En aquellos días, todo el mundo se refería a lugares como aquel como “Barrios B”.

En ocasiones, los más jóvenes interrumpían sus juegos, sus eternas carreras entre las calles angostas y decrépitas, para tomar aliento. Y siempre había quien, durante el asueto, alzaba la mirada hacia la casa. El viento había erosionado su fachada y la maleza comenzaba a colarse entre sus ventanas, pero ahí estaba. Resistiendo el envite del tiempo.

Los ancianos contaban historias sobre ella, atemorizando a los muchachos. Decían que una mujer de notorio linaje se había suicidado en su interior hacía décadas. Desde entonces, aseguraban, una silueta se recortaba algunas noches tras las ventanas. Se decía incluso que, en la noche de San Juan, podía observarse cómo una figura se arrojaba a través del balcón principal pasada la medianoche. Una dama vestida de blanco que todos aseguraban haber visto alguna vez desplomarse en la oscuridad.

 

thomas.hoogeveen
Fotografía by thomas.hoogeveen (instagram)

 

Por eso las miradas de aquellos ignorantes siempre brillaban de un modo especial. Era el destello fugaz del miedo, y a Claudia, que siempre observaba tras una ventana, le hacía esbozar una sonrisa.

II

Sólo acababa de alcanzar la mayoría de edad, pero vivía desde hacía ya varios años entre las frías paredes del caserón. Era el único lugar al que se le había ocurrido acudir, y había sido todo un acierto: Nadie la encontraría allí. Ninguno de aquellos imbéciles se atrevía a acercarse. A decir verdad, desde que se había instalado allí nadie había entrado. Salvo aquella vez, durante los primeros días. Eran cuatro o cinco hombres, todos de Arsonville, del centro, de la Gran Ciudad. Portaban linternas y más aparatos, un montón de cables que comenzaron a arrastrar por las habitaciones. Aquello fue muy sencillo: sólo había tenido que esconderse y aguardar el momento preciso. Habían salido como alma que lleva el diablo, olvidando todo el aparataje. Aún recordaba sus gritos, y lo que se había reído durante toda la noche. Más tarde se arrepentiría de no haber esperado y prolongado aún más el momento. Aquello había sido divertido.

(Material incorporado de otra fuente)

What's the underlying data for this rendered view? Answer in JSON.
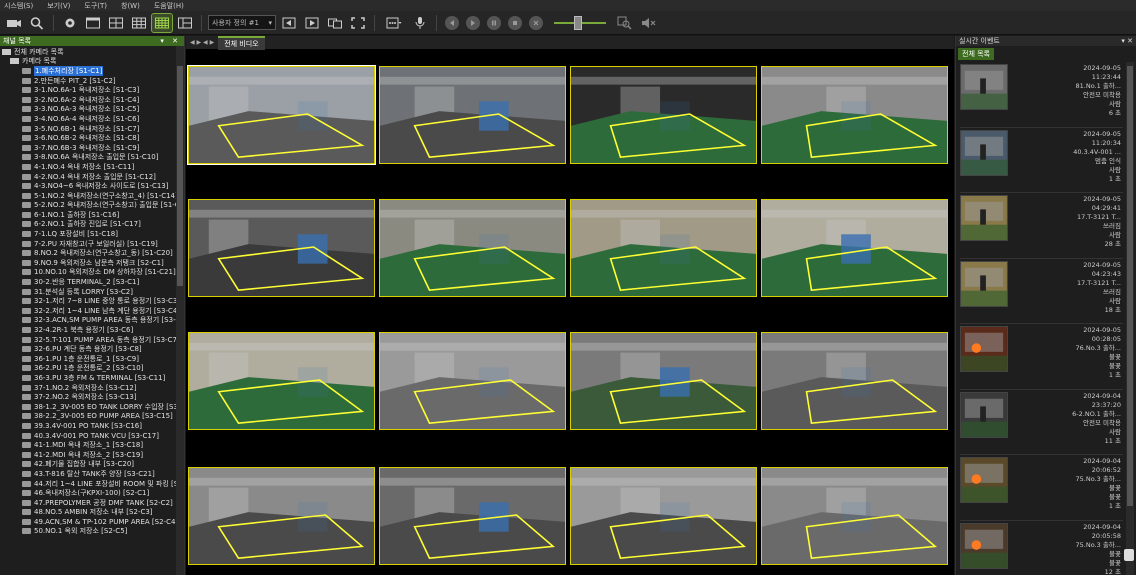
{
  "menu": [
    "시스템(S)",
    "보기(V)",
    "도구(T)",
    "창(W)",
    "도움말(H)"
  ],
  "toolbar": {
    "sequence_select": "사용자 정의 #1",
    "accent": "#7aa83a"
  },
  "left_panel": {
    "title": "채널 목록",
    "root": "전체 카메라 목록",
    "group": "카메라 목록",
    "cameras": [
      "1.폐수처리장 [S1-C1]",
      "2.만든폐수 PIT_2 [S1-C2]",
      "3-1.NO.6A-1 옥내저장소 [S1-C3]",
      "3-2.NO.6A-2 옥내저장소 [S1-C4]",
      "3-3.NO.6A-3 옥내저장소 [S1-C5]",
      "3-4.NO.6A-4 옥내저장소 [S1-C6]",
      "3-5.NO.6B-1 옥내저장소 [S1-C7]",
      "3-6.NO.6B-2 옥내저장소 [S1-C8]",
      "3-7.NO.6B-3 옥내저장소 [S1-C9]",
      "3-8.NO.6A 옥내저장소 출입문 [S1-C10]",
      "4-1.NO.4 옥내 저장소 [S1-C11]",
      "4-2.NO.4 옥내 저장소 출입문 [S1-C12]",
      "4-3.NO4~6 옥내저장소 사이도로 [S1-C13]",
      "5-1.NO.2 옥내저장소(연구소창고_4) [S1-C14]",
      "5-2.NO.2 옥내저장소(연구소창고) 출입문 [S1-C]",
      "6-1.NO.1 출하장 [S1-C16]",
      "6-2.NO.1 출하장 진입로 [S1-C17]",
      "7-1.LQ 포장설비 [S1-C18]",
      "7-2.PU 자재창고(구 보일러실) [S1-C19]",
      "8.NO.2 옥내저장소(연구소창고_동) [S1-C20]",
      "9.NO.9 옥외저장소 남문측 저탱크 [S2-C1]",
      "10.NO.10 옥외저장소 DM 상하차장 [S1-C21]",
      "30-2.반응 TERMINAL_2 [S3-C1]",
      "31.분석실 등록 LORRY [S3-C2]",
      "32-1.저리 7~8 LINE 중앙 통로 용정기 [S3-C3]",
      "32-2.저리 1~4 LINE 남측 계단 용정기 [S3-C4]",
      "32-3.ACN,SM PUMP AREA 동측 용정기 [S3-C5]",
      "32-4.2R-1 북측 용정기 [S3-C6]",
      "32-5.T-101 PUMP AREA 동측 용정기 [S3-C7]",
      "32-6.PU 계단 동측 용정기 [S3-C8]",
      "36-1.PU 1층 운전통로_1 [S3-C9]",
      "36-2.PU 1층 운전통로_2 [S3-C10]",
      "36-3.PU 3층 FM & TERMINAL [S3-C11]",
      "37-1.NO.2 옥외저장소 [S3-C12]",
      "37-2.NO.2 옥외저장소 [S3-C13]",
      "38-1.2_3V-005 EO TANK LORRY 수입장 [S3-C14]",
      "38-2.2_3V-005 EO PUMP AREA [S3-C15]",
      "39.3.4V-001 PO TANK [S3-C16]",
      "40.3.4V-001 PO TANK VCU [S3-C17]",
      "41-1.MDI 옥내 저장소_1 [S3-C18]",
      "41-2.MDI 옥내 저장소_2 [S3-C19]",
      "42.폐기물 집합장 내부 [S3-C20]",
      "43.T-816 탈산 TANK주 양장 [S3-C21]",
      "44.저리 1~4 LINE 포장설비 ROOM 및 파킹 [S4-C1]",
      "46.옥내저장소(구KPXI-100) [S2-C1]",
      "47.PREPOLYMER 공정 DMF TANK [S2-C2]",
      "48.NO.5 AMBIN 저장소 내부 [S2-C3]",
      "49.ACN,SM & TP-102 PUMP AREA [S2-C4]",
      "50.NO.1 옥외 저장소 [S2-C5]"
    ]
  },
  "center": {
    "tab": "전체 비디오"
  },
  "right_panel": {
    "title": "실시간 이벤트",
    "tab": "전체 목록",
    "events": [
      {
        "date": "2024-09-05",
        "time": "11:23:44",
        "camera": "81.No.1 출하...",
        "type": "안전모 미착용",
        "count_label": "사람",
        "duration": "6 초"
      },
      {
        "date": "2024-09-05",
        "time": "11:20:34",
        "camera": "40.3.4V-001 ...",
        "type": "멈춤 인식",
        "count_label": "사람",
        "duration": "1 초"
      },
      {
        "date": "2024-09-05",
        "time": "04:29:41",
        "camera": "17.T-3121 T...",
        "type": "쓰러짐",
        "count_label": "사람",
        "duration": "28 초"
      },
      {
        "date": "2024-09-05",
        "time": "04:23:43",
        "camera": "17.T-3121 T...",
        "type": "쓰러짐",
        "count_label": "사람",
        "duration": "18 초"
      },
      {
        "date": "2024-09-05",
        "time": "00:28:05",
        "camera": "76.No.3 출하...",
        "type": "불꽃",
        "count_label": "불꽃",
        "duration": "1 초"
      },
      {
        "date": "2024-09-04",
        "time": "23:37:20",
        "camera": "6-2.NO.1 출하...",
        "type": "안전모 미착용",
        "count_label": "사람",
        "duration": "11 초"
      },
      {
        "date": "2024-09-04",
        "time": "20:06:52",
        "camera": "75.No.3 출하...",
        "type": "불꽃",
        "count_label": "불꽃",
        "duration": "1 초"
      },
      {
        "date": "2024-09-04",
        "time": "20:05:58",
        "camera": "75.No.3 출하...",
        "type": "불꽃",
        "count_label": "불꽃",
        "duration": "12 초"
      }
    ]
  }
}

No podía mantenerse demasiado tiempo tras la ventana, pues una ira insana se apoderaba de ella. Observaba las calles del mísero poblado, que ella misma había recorrido hasta hacía unos años. Estaban repletas de críos sucios, andrajosos, patéticos. Pero a pesar de ello, sonreían. Vivían en la felicidad de su inocencia. O quizás, simplemente, tenían a alguien. A su familia, a sus harapientos amigos o a un maldito perro. Alguien.

Ella no tenía a nadie.

“Siempre te quedará tu familia”. Había escuchado esa frase cientos de veces, y cada vez que la recordaba se echaba a reír. Su familia jamás la había comprendido. En absoluto. ¿Qué habían hecho por ella realmente? ¿Llevarla prácticamente a rastras a la consulta de aquel psiquiatra? La solución mágica cuando no comprendemos. Por eso se había ido. Por eso se había escondido. Odiaba todo aquello. Era mucho mejor pensar que nunca había tenido a nadie.

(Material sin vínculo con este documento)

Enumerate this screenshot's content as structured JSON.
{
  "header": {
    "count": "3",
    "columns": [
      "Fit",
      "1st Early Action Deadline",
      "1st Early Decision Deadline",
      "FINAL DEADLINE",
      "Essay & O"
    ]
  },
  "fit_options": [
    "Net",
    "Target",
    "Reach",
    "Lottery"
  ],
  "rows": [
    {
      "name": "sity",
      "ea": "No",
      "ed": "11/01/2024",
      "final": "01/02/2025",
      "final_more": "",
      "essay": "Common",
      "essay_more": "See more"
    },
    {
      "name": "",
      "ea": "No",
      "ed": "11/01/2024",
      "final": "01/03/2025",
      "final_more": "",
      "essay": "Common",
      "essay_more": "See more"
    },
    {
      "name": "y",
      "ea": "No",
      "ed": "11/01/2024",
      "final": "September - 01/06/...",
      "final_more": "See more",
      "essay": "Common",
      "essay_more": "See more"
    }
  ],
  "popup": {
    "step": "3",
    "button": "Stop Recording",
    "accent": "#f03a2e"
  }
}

Visitar aquel rincón al otro extremo de la casa, en el sótano, y convencerse. Convencerse de que siempre había estado sola.

III

Cuando no podía soportar más aquellos pensamientos, se retiraba al salón principal: otra de las razones por las que había decidido quedarse en aquel lugar. Las paredes estaban repletas de estanterías carcomidas llenas de libros. Algunas habían cedido y los volúmenes yacían desparramados por el suelo, pero a Claudia no le importaba. Adoraba leer, sobre todo libros antiguos, y aquello era una auténtica mina de oro. Allí permanecía hasta que la luz rojiza del ocaso pintaba la estancia. Disfrutaba con Poe, Víctor Hugo, Shakespeare, Bécquer, Baudelaire, Lovecraft, y tantos otros. Percibía el peculiar olor de los tomos al pasar cada página, y a veces se detenía a observar cómo minúsculas partículas de polvo quedaban suspendidas en el aire. Así, se sumergía en aquellos ambientes, en aquellos mundos que otros habían creado, y por unas horas se convencía de que aquella era su felicidad, su particular sonrisa.

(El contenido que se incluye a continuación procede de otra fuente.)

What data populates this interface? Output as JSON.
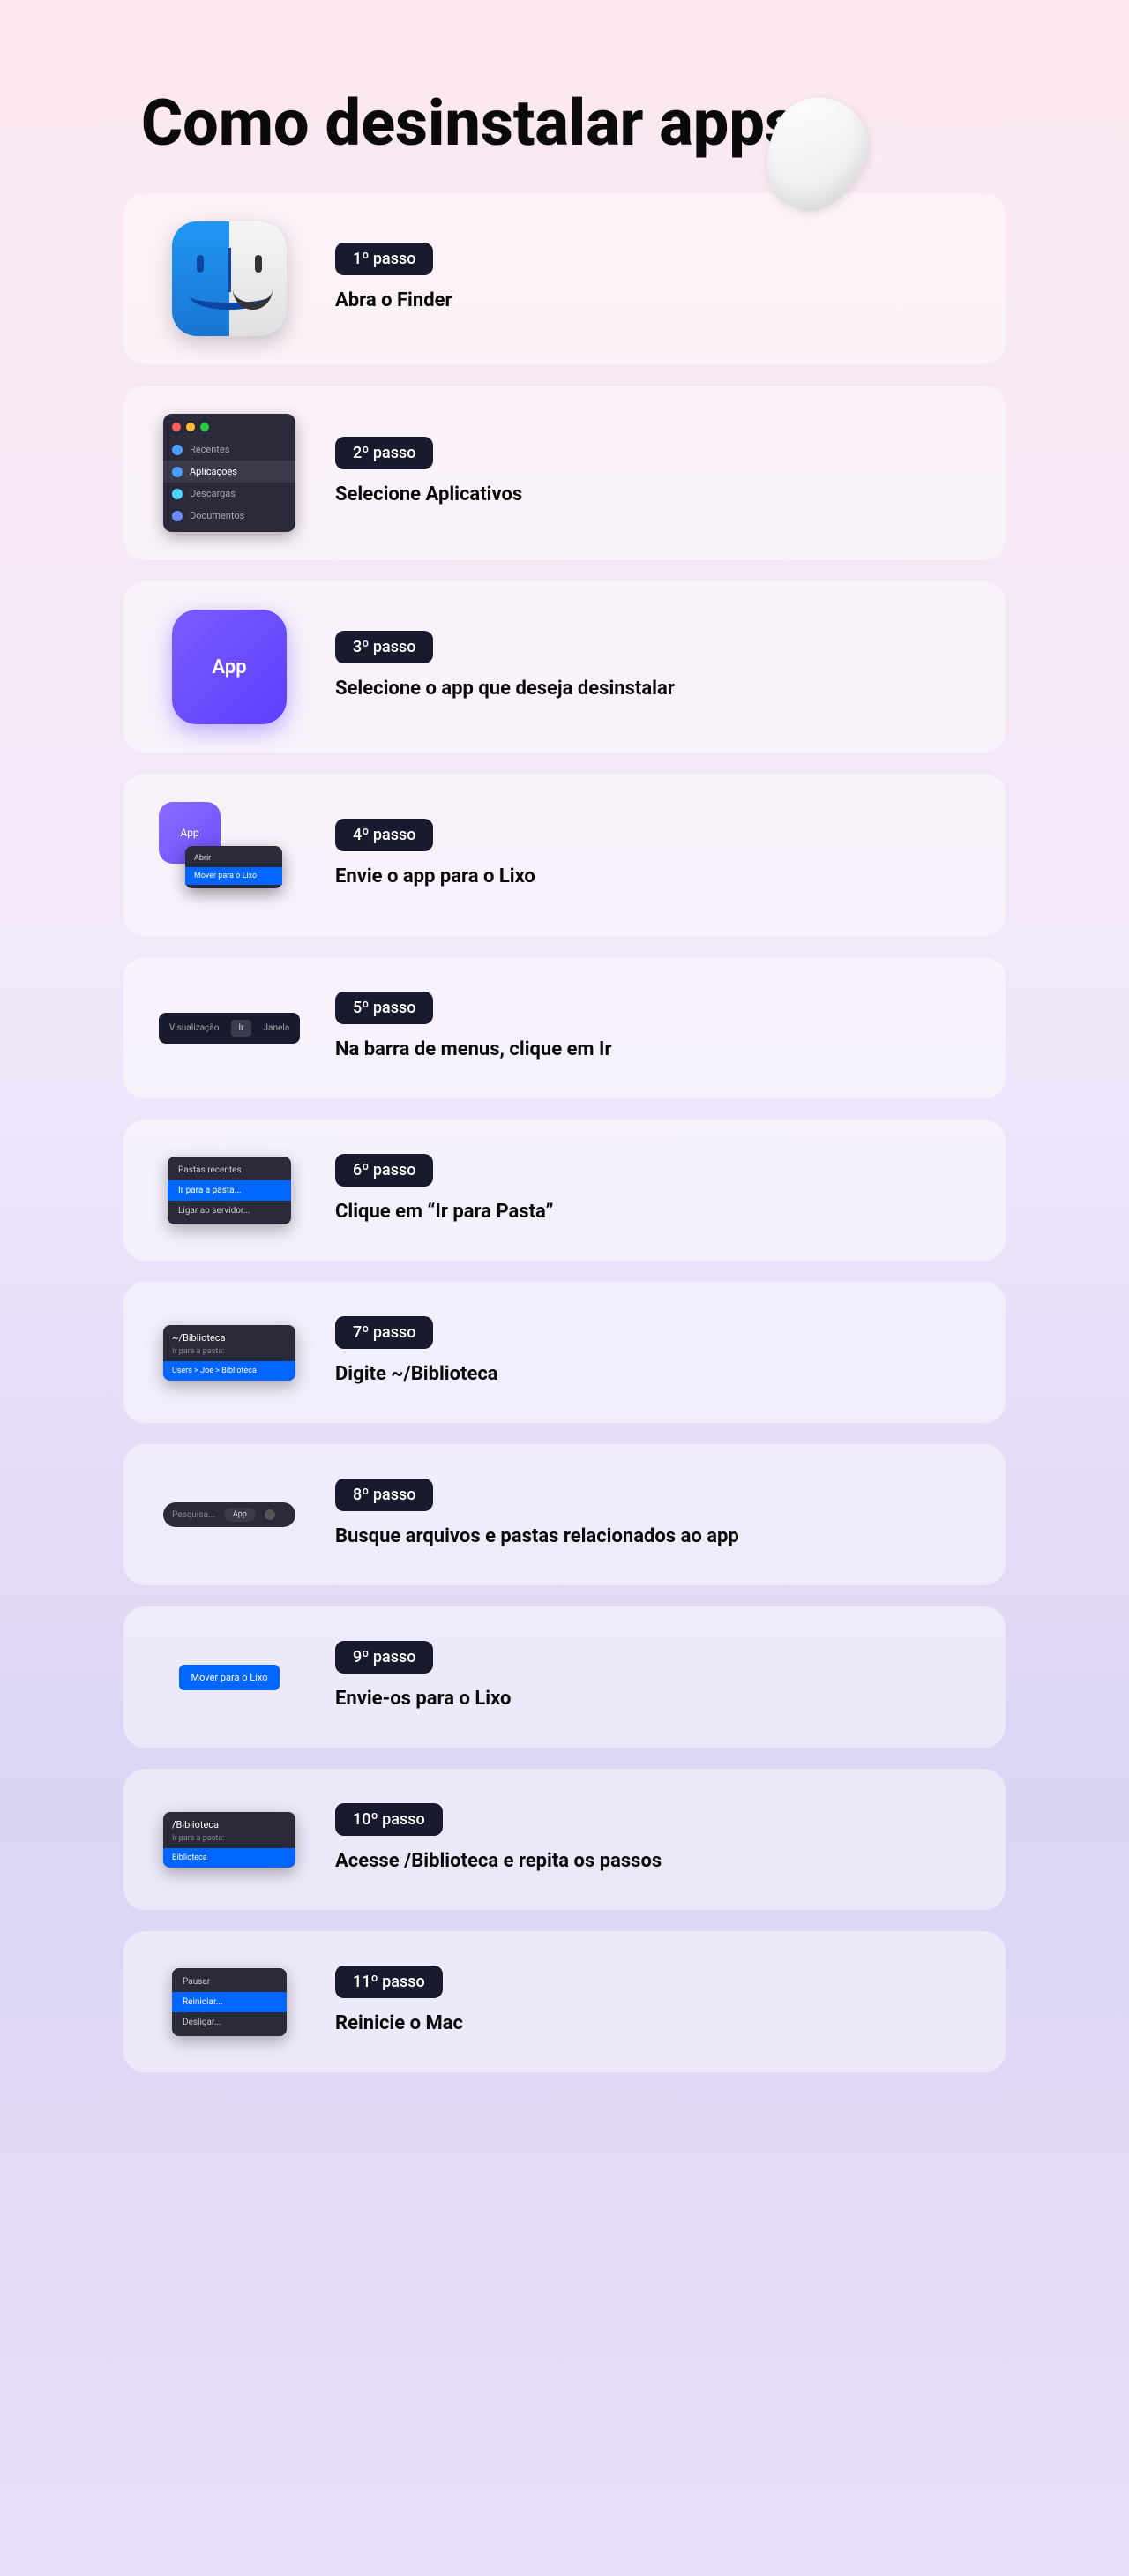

Algunas noches, tras sus lecturas, tenía que abandonar la casa para hacerse con algo de comer. A veces conseguía robar alguna pieza de fruta de las humildes propiedades y fincas cercanas. Otras, se dedicaba a cazar pequeños animales, como gatos y alguna que otra rata. Aquel era el peor momento del día. No sólo porque a veces podían transcurrir horas hasta conseguir alimento, sino porque temía que alguien pudiese verla y reconocerla.

 

FOTO diakova_art
Fotografía vía diakova_art (instagram)

 

Unos días atrás, mientras observaba a través de la ventana como cada tarde, lo había visto: rubio, pelo corto y ojos de color azul verdoso, inconfundibles. Sobre la ceja derecha, la cicatriz con forma de L era aún visible. En algún lugar profundo en la mente de Claudia, se activó un recuerdo inesperado. Una tarde sofocante de verano. Una rejilla en el asfalto. El sonido de la bicicleta al quedarse encajada. El grito que inició el berrinche. La sangre que empezaba a caer, incesante, cubriendo el rostro de su hermano.

Lo había reconocido al instante. Era casi como mirarse al espejo o, más bien, identificarse en una foto de la infancia. Correteaba junto con los demás críos de su edad, reía con ellos. Un rato después, se había separado del grupo y había caminado hasta una de las chabolas situadas más al Este. Al verlo llegar, una mujer había salido a su encuentro para abrazarlo y llenarlo de besos. Lucía una sonrisa magnífica, límpida.

Sin poder apartar la mirada de aquella sonrisa, Claudia se había percatado en aquel momento de que apenas la recordaba. Casi había olvidado la sonrisa de su madre, y esa certeza alojó algo caliginoso y pesado en su estómago. No le importó, pero empezaba a comprender algo mucho más terrible. Se había dado cuenta de que el mundo había seguido girando sin ella. El barrio había seguido con su día a día. Su familia volvía a sonreír sin ella. En algún momento habían dejado de buscarla para empezar a asumir. Ahora ya nadie iba a tratar de encontrarla.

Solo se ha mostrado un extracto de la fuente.